Patch-Wise Self-Supervised Visual Representation Learning: A Fine-Grained Approach

Self-supervised visual representation learning traditionally focuses on image-level instance discrimination. Our study introduces an innovative, fine-grained dimension by integrating patch-level discrimination into these methodologies. This integration allows for the simultaneous analysis of local and global visual features, thereby enriching the quality of the learned representations. Initially, the original images undergo spatial augmentation. Subsequently, we employ a distinctive photometric patch-level augmentation, where each patch is individually augmented, independent from other patches within the same view. This approach generates a diverse training dataset with distinct color variations in each segment. The augmented images are then processed through a self-distillation learning framework, utilizing the Vision Transformer (ViT) as its backbone. The proposed method minimizes the representation distances across both image and patch levels to capture details from macro to micro perspectives. To this end, we present a simple yet effective patch-matching algorithm to find the corresponding patches across the augmented views. Thanks to the efficient structure of the patch-matching algorithm, our method reduces computational complexity compared to similar approaches. Consequently, we achieve an advanced understanding of the model without adding significant computational requirements. We have extensively pretrained our method on datasets of varied scales, such as Cifar10, ImageNet-100, and ImageNet-1K. It demonstrates superior performance over state-of-the-art self-supervised representation learning methods in image classification and downstream tasks, such as copy detection and image retrieval. The implementation of our method is accessible on GitHub.

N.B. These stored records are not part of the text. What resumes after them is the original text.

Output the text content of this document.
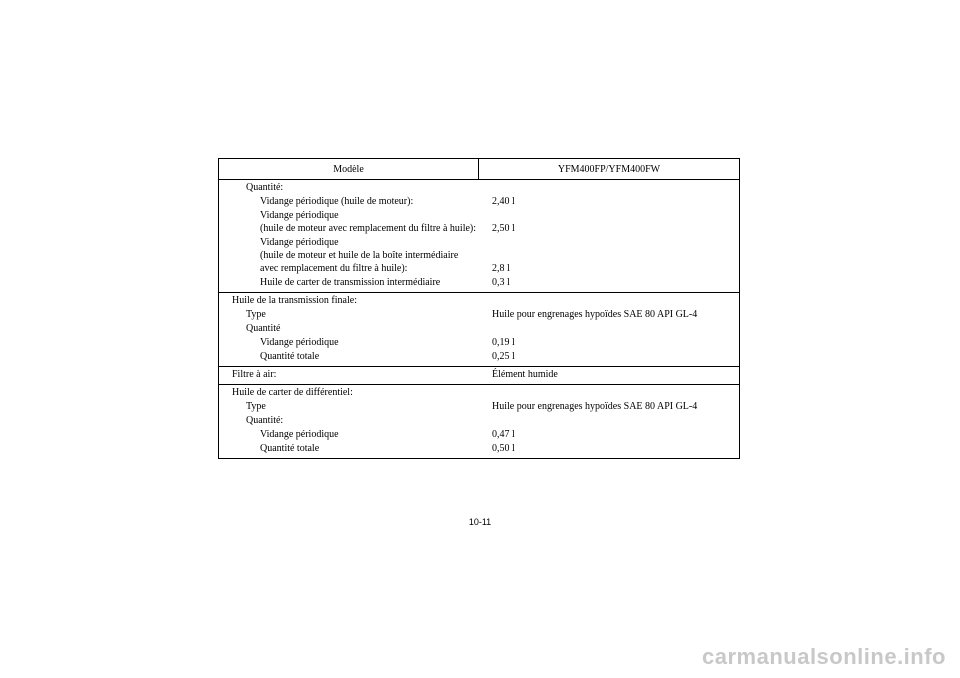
Modèle	YFM400FP/YFM400FW
Quantité:
Vidange périodique (huile de moteur):	2,40 l
Vidange périodique
(huile de moteur avec remplacement du filtre à huile):	2,50 l
Vidange périodique
(huile de moteur et huile de la boîte intermédiaire
avec remplacement du filtre à huile):	2,8 l
Huile de carter de transmission intermédiaire	0,3 l
Huile de la transmission finale:
Type	Huile pour engrenages hypoïdes SAE 80 API GL-4
Quantité
Vidange périodique	0,19 l
Quantité totale	0,25 l
Filtre à air:	Élément humide
Huile de carter de différentiel:
Type	Huile pour engrenages hypoïdes SAE 80 API GL-4
Quantité:
Vidange périodique	0,47 l
Quantité totale	0,50 l
10-11
carmanualsonline.info
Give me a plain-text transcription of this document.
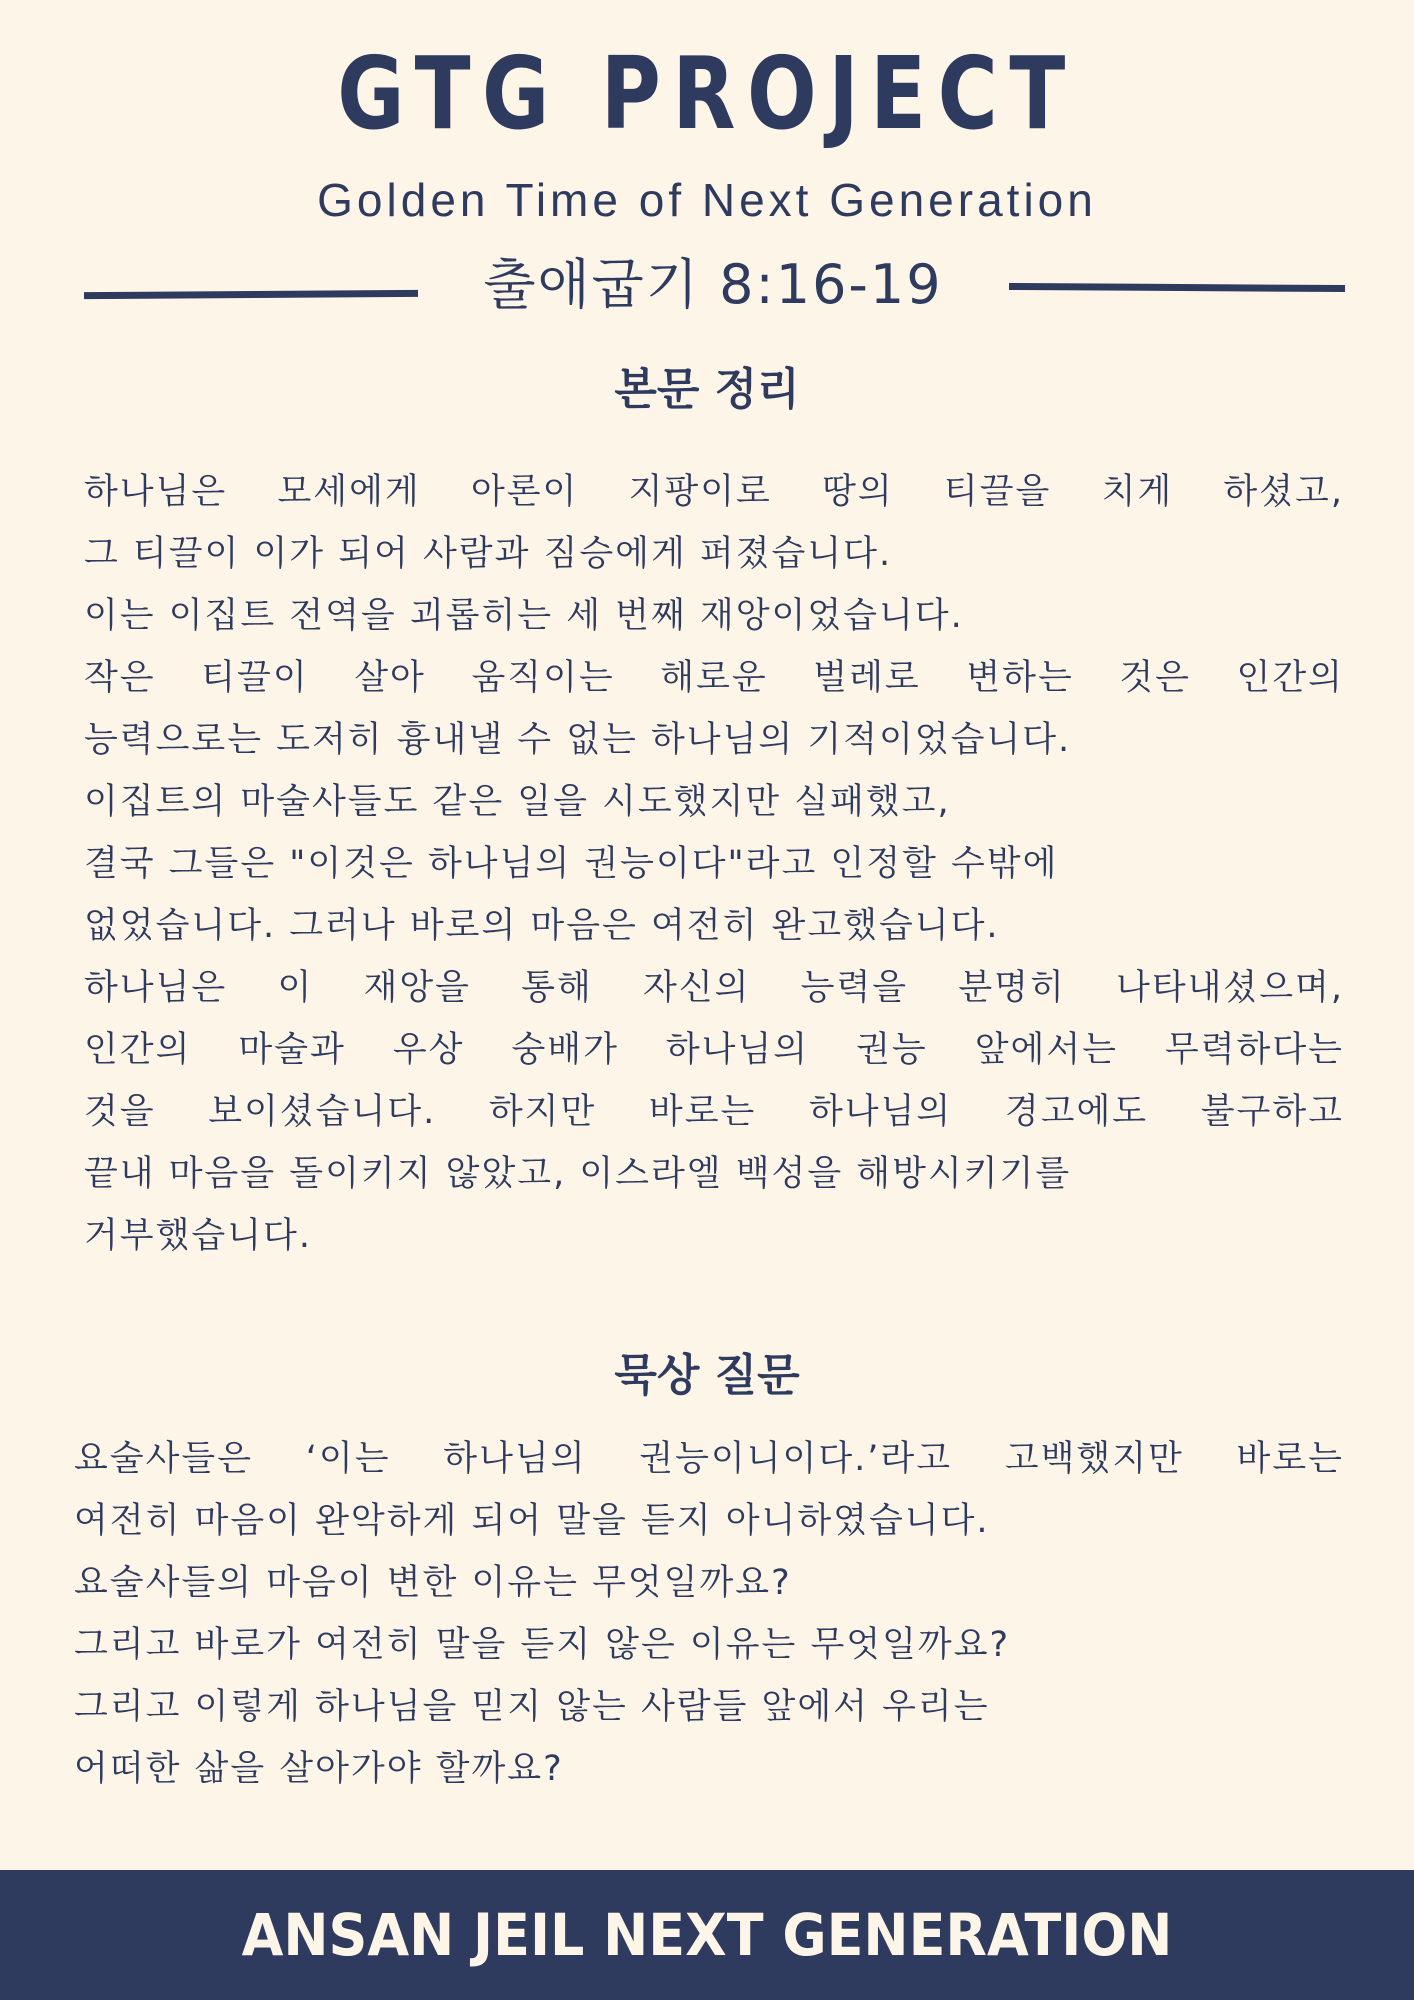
GTG PROJECT
Golden Time of Next Generation
출애굽기 8:16-19
본문 정리
하나님은 모세에게 아론이 지팡이로 땅의 티끌을 치게 하셨고,
그 티끌이 이가 되어 사람과 짐승에게 퍼졌습니다.
이는 이집트 전역을 괴롭히는 세 번째 재앙이었습니다.
작은 티끌이 살아 움직이는 해로운 벌레로 변하는 것은 인간의
능력으로는 도저히 흉내낼 수 없는 하나님의 기적이었습니다.
이집트의 마술사들도 같은 일을 시도했지만 실패했고,
결국 그들은 "이것은 하나님의 권능이다"라고 인정할 수밖에
없었습니다. 그러나 바로의 마음은 여전히 완고했습니다.
하나님은 이 재앙을 통해 자신의 능력을 분명히 나타내셨으며,
인간의 마술과 우상 숭배가 하나님의 권능 앞에서는 무력하다는
것을 보이셨습니다. 하지만 바로는 하나님의 경고에도 불구하고
끝내 마음을 돌이키지 않았고, 이스라엘 백성을 해방시키기를
거부했습니다.
묵상 질문
요술사들은 ‘이는 하나님의 권능이니이다.’라고 고백했지만 바로는
여전히 마음이 완악하게 되어 말을 듣지 아니하였습니다.
요술사들의 마음이 변한 이유는 무엇일까요?
그리고 바로가 여전히 말을 듣지 않은 이유는 무엇일까요?
그리고 이렇게 하나님을 믿지 않는 사람들 앞에서 우리는
어떠한 삶을 살아가야 할까요?
ANSAN JEIL NEXT GENERATION
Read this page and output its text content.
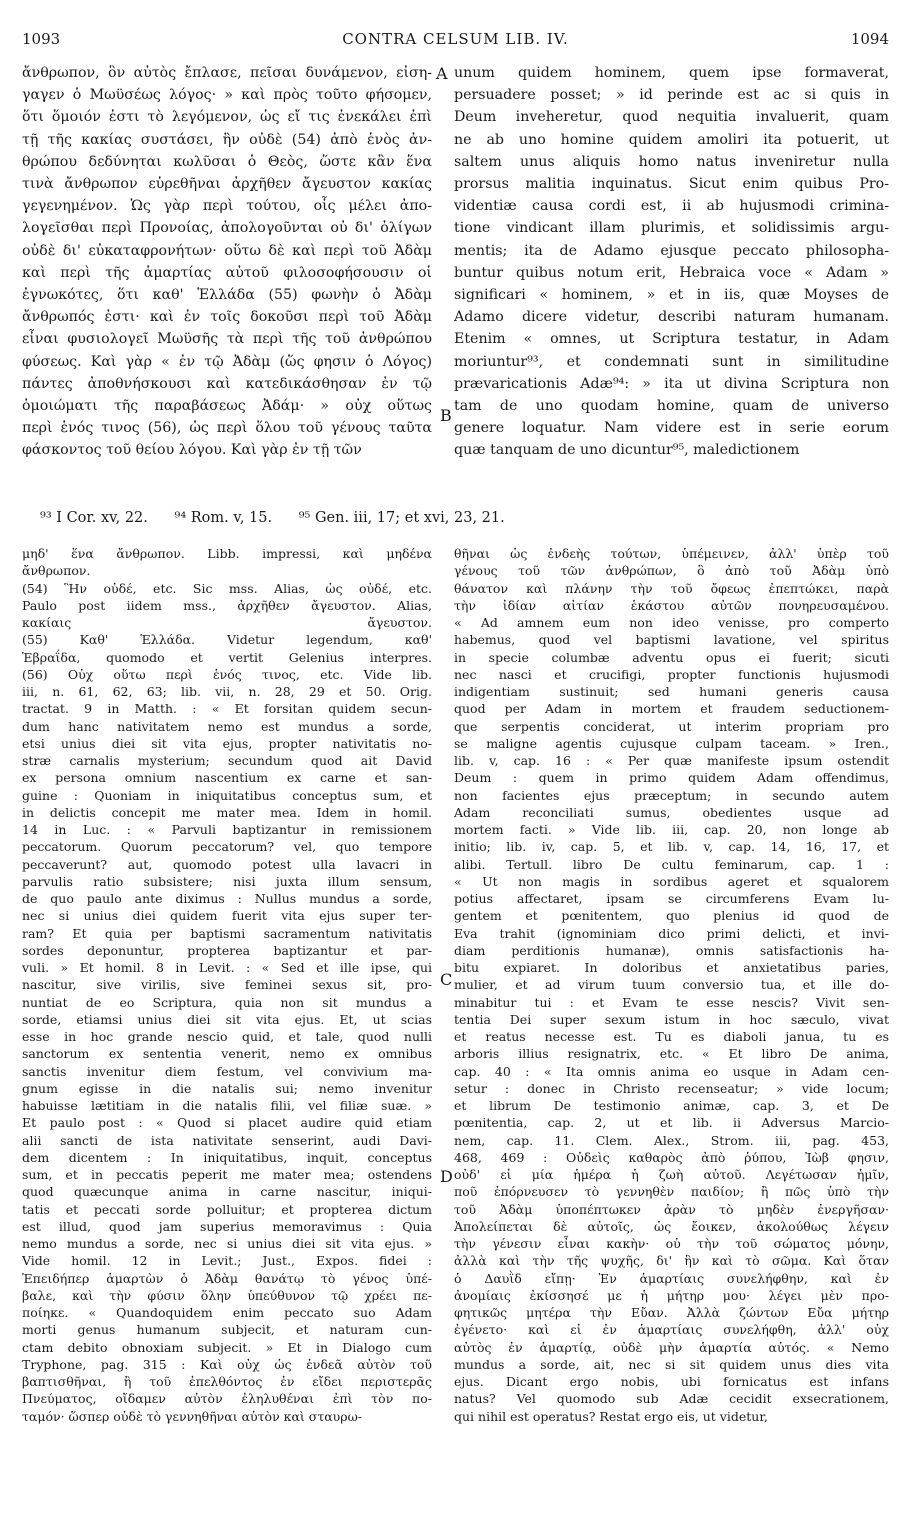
1093	CONTRA CELSUM LIB. IV.	1094
ἄνθρωπον, ὃν αὐτὸς ἔπλασε, πεῖσαι δυνάμενον, εἰση-
γαγεν ὁ Μωϋσέως λόγος· » καὶ πρὸς τοῦτο φήσομεν,
ὅτι ὅμοιόν ἐστι τὸ λεγόμενον, ὡς εἴ τις ἐνεκάλει ἐπὶ
τῇ τῆς κακίας συστάσει, ἣν οὐδὲ (54) ἀπὸ ἑνὸς ἀν-
θρώπου δεδύνηται κωλῦσαι ὁ Θεὸς, ὥστε κἂν ἕνα
τινὰ ἄνθρωπον εὑρεθῆναι ἀρχῆθεν ἄγευστον κακίας
γεγενημένον. Ὡς γὰρ περὶ τούτου, οἷς μέλει ἀπο-
λογεῖσθαι περὶ Προνοίας, ἀπολογοῦνται οὐ δι' ὀλίγων
οὐδὲ δι' εὐκαταφρονήτων· οὕτω δὲ καὶ περὶ τοῦ Ἀδὰμ
καὶ περὶ τῆς ἁμαρτίας αὐτοῦ φιλοσοφήσουσιν οἱ
ἐγνωκότες, ὅτι καθ' Ἑλλάδα (55) φωνὴν ὁ Ἀδὰμ
ἄνθρωπός ἐστι· καὶ ἐν τοῖς δοκοῦσι περὶ τοῦ Ἀδὰμ
εἶναι φυσιολογεῖ Μωϋσῆς τὰ περὶ τῆς τοῦ ἀνθρώπου
φύσεως. Καὶ γὰρ « ἐν τῷ Ἀδὰμ (ὥς φησιν ὁ Λόγος)
πάντες ἀποθνήσκουσι καὶ κατεδικάσθησαν ἐν τῷ
ὁμοιώματι τῆς παραβάσεως Ἀδάμ· » οὐχ οὕτως
περὶ ἑνός τινος (56), ὡς περὶ ὅλου τοῦ γένους ταῦτα
φάσκοντος τοῦ θείου λόγου. Καὶ γὰρ ἐν τῇ τῶν
unum quidem hominem, quem ipse formaverat,
persuadere posset; » id perinde est ac si quis in
Deum inveheretur, quod nequitia invaluerit, quam
ne ab uno homine quidem amoliri ita potuerit, ut
saltem unus aliquis homo natus inveniretur nulla
prorsus malitia inquinatus. Sicut enim quibus Pro-
videntiæ causa cordi est, ii ab hujusmodi crimina-
tione vindicant illam plurimis, et solidissimis argu-
mentis; ita de Adamo ejusque peccato philosopha-
buntur quibus notum erit, Hebraica voce « Adam »
significari « hominem, » et in iis, quæ Moyses de
Adamo dicere videtur, describi naturam humanam.
Etenim « omnes, ut Scriptura testatur, in Adam
moriuntur⁹³, et condemnati sunt in similitudine
prævaricationis Adæ⁹⁴: » ita ut divina Scriptura non
tam de uno quodam homine, quam de universo
genere loquatur. Nam videre est in serie eorum
quæ tanquam de uno dicuntur⁹⁵, maledictionem
A
B
C
D
⁹³ I Cor. xv, 22. ⁹⁴ Rom. v, 15. ⁹⁵ Gen. iii, 17; et xvi, 23, 21.
μηδ' ἕνα ἄνθρωπον. Libb. impressi, καὶ μηδένα
ἄνθρωπον.
(54) Ἣν οὐδέ, etc. Sic mss. Alias, ὡς οὐδέ, etc.
Paulo post iidem mss., ἀρχῆθεν ἄγευστον. Alias,
κακίαις ἄγευστον.
(55) Καθ' Ἑλλάδα. Videtur legendum, καθ'
Ἑβραΐδα, quomodo et vertit Gelenius interpres.
(56) Οὐχ οὕτω περὶ ἑνός τινος, etc. Vide lib.
iii, n. 61, 62, 63; lib. vii, n. 28, 29 et 50. Orig.
tractat. 9 in Matth. : « Et forsitan quidem secun-
dum hanc nativitatem nemo est mundus a sorde,
etsi unius diei sit vita ejus, propter nativitatis no-
stræ carnalis mysterium; secundum quod ait David
ex persona omnium nascentium ex carne et san-
guine : Quoniam in iniquitatibus conceptus sum, et
in delictis concepit me mater mea. Idem in homil.
14 in Luc. : « Parvuli baptizantur in remissionem
peccatorum. Quorum peccatorum? vel, quo tempore
peccaverunt? aut, quomodo potest ulla lavacri in
parvulis ratio subsistere; nisi juxta illum sensum,
de quo paulo ante diximus : Nullus mundus a sorde,
nec si unius diei quidem fuerit vita ejus super ter-
ram? Et quia per baptismi sacramentum nativitatis
sordes deponuntur, propterea baptizantur et par-
vuli. » Et homil. 8 in Levit. : « Sed et ille ipse, qui
nascitur, sive virilis, sive feminei sexus sit, pro-
nuntiat de eo Scriptura, quia non sit mundus a
sorde, etiamsi unius diei sit vita ejus. Et, ut scias
esse in hoc grande nescio quid, et tale, quod nulli
sanctorum ex sententia venerit, nemo ex omnibus
sanctis invenitur diem festum, vel convivium ma-
gnum egisse in die natalis sui; nemo invenitur
habuisse lætitiam in die natalis filii, vel filiæ suæ. »
Et paulo post : « Quod si placet audire quid etiam
alii sancti de ista nativitate senserint, audi Davi-
dem dicentem : In iniquitatibus, inquit, conceptus
sum, et in peccatis peperit me mater mea; ostendens
quod quæcunque anima in carne nascitur, iniqui-
tatis et peccati sorde polluitur; et propterea dictum
est illud, quod jam superius memoravimus : Quia
nemo mundus a sorde, nec si unius diei sit vita ejus. »
Vide homil. 12 in Levit.; Just., Expos. fidei :
Ἐπειδήπερ ἁμαρτὼν ὁ Ἀδὰμ θανάτῳ τὸ γένος ὑπέ-
βαλε, καὶ τὴν φύσιν ὅλην ὑπεύθυνον τῷ χρέει πε-
ποίηκε. « Quandoquidem enim peccato suo Adam
morti genus humanum subjecit, et naturam cun-
ctam debito obnoxiam subjecit. » Et in Dialogo cum
Tryphone, pag. 315 : Καὶ οὐχ ὡς ἐνδεᾶ αὐτὸν τοῦ
βαπτισθῆναι, ἢ τοῦ ἐπελθόντος ἐν εἴδει περιστερᾶς
Πνεύματος, οἴδαμεν αὐτὸν ἐληλυθέναι ἐπὶ τὸν πο-
ταμόν· ὥσπερ οὐδὲ τὸ γεννηθῆναι αὐτὸν καὶ σταυρω-
θῆναι ὡς ἐνδεὴς τούτων, ὑπέμεινεν, ἀλλ' ὑπὲρ τοῦ
γένους τοῦ τῶν ἀνθρώπων, ὃ ἀπὸ τοῦ Ἀδὰμ ὑπὸ
θάνατον καὶ πλάνην τὴν τοῦ ὄφεως ἐπεπτώκει, παρὰ
τὴν ἰδίαν αἰτίαν ἑκάστου αὐτῶν πονηρευσαμένου.
« Ad amnem eum non ideo venisse, pro comperto
habemus, quod vel baptismi lavatione, vel spiritus
in specie columbæ adventu opus ei fuerit; sicuti
nec nasci et crucifigi, propter functionis hujusmodi
indigentiam sustinuit; sed humani generis causa
quod per Adam in mortem et fraudem seductionem-
que serpentis conciderat, ut interim propriam pro
se maligne agentis cujusque culpam taceam. » Iren.,
lib. v, cap. 16 : « Per quæ manifeste ipsum ostendit
Deum : quem in primo quidem Adam offendimus,
non facientes ejus præceptum; in secundo autem
Adam reconciliati sumus, obedientes usque ad
mortem facti. » Vide lib. iii, cap. 20, non longe ab
initio; lib. iv, cap. 5, et lib. v, cap. 14, 16, 17, et
alibi. Tertull. libro De cultu feminarum, cap. 1 :
« Ut non magis in sordibus ageret et squalorem
potius affectaret, ipsam se circumferens Evam lu-
gentem et pœnitentem, quo plenius id quod de
Eva trahit (ignominiam dico primi delicti, et invi-
diam perditionis humanæ), omnis satisfactionis ha-
bitu expiaret. In doloribus et anxietatibus paries,
mulier, et ad virum tuum conversio tua, et ille do-
minabitur tui : et Evam te esse nescis? Vivit sen-
tentia Dei super sexum istum in hoc sæculo, vivat
et reatus necesse est. Tu es diaboli janua, tu es
arboris illius resignatrix, etc. « Et libro De anima,
cap. 40 : « Ita omnis anima eo usque in Adam cen-
setur : donec in Christo recenseatur; » vide locum;
et librum De testimonio animæ, cap. 3, et De
pœnitentia, cap. 2, ut et lib. ii Adversus Marcio-
nem, cap. 11. Clem. Alex., Strom. iii, pag. 453,
468, 469 : Οὐδεὶς καθαρὸς ἀπὸ ῥύπου, Ἰὼβ φησιν,
οὐδ' εἰ μία ἡμέρα ἡ ζωὴ αὐτοῦ. Λεγέτωσαν ἡμῖν,
ποῦ ἐπόρνευσεν τὸ γεννηθὲν παιδίον; ἢ πῶς ὑπὸ τὴν
τοῦ Ἀδὰμ ὑποπέπτωκεν ἀρὰν τὸ μηδὲν ἐνεργῆσαν·
Ἀπολείπεται δὲ αὐτοῖς, ὡς ἔοικεν, ἀκολούθως λέγειν
τὴν γένεσιν εἶναι κακὴν· οὐ τὴν τοῦ σώματος μόνην,
ἀλλὰ καὶ τὴν τῆς ψυχῆς, δι' ἣν καὶ τὸ σῶμα. Καὶ ὅταν
ὁ Δαυῒδ εἴπῃ· Ἐν ἁμαρτίαις συνελήφθην, καὶ ἐν
ἀνομίαις ἐκίσσησέ με ἡ μήτηρ μου· λέγει μὲν προ-
φητικῶς μητέρα τὴν Εὔαν. Ἀλλὰ ζώντων Εὔα μήτηρ
ἐγένετο· καὶ εἰ ἐν ἁμαρτίαις συνελήφθη, ἀλλ' οὐχ
αὐτὸς ἐν ἁμαρτίᾳ, οὐδὲ μὴν ἁμαρτία αὐτός. « Nemo
mundus a sorde, ait, nec si sit quidem unus dies vita
ejus. Dicant ergo nobis, ubi fornicatus est infans
natus? Vel quomodo sub Adæ cecidit exsecrationem,
qui nihil est operatus? Restat ergo eis, ut videtur,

翻译：传统的自监督视觉表征学习主要关注图像级别的实例判别。本研究通过将分块级判别整合到这些方法中，引入了一种创新的细粒度维度。这种整合能够同时分析局部和全局视觉特征，从而丰富学习表征的质量。首先，原始图像经过空间增强处理。随后，我们采用独特的光度分块级增强方法，其中每个分块独立于同一视图内的其他分块进行单独增强。这种方法通过在每个图像片段中生成不同的颜色变化，创建了多样化的训练数据集。增强后的图像随后通过以Vision Transformer（ViT）为骨干网络的自蒸馏学习框架进行处理。所提出的方法通过最小化图像级别和分块级别的表征距离，从宏观到微观视角捕捉细节特征。为此，我们提出了一种简单而有效的分块匹配算法，用于在增强视图间寻找对应分块。得益于分块匹配算法的高效结构，我们的方法相比类似方法降低了计算复杂度。因此，我们在不显著增加计算需求的情况下实现了对模型的深入理解。我们在不同规模的数据集（如Cifar10、ImageNet-100和ImageNet-1K）上进行了广泛的预训练实验。该方法在图像分类及下游任务（如复制检测和图像检索）中表现出优于当前最先进的自监督表征学习方法的性能。本方法的实现代码已在GitHub上开源。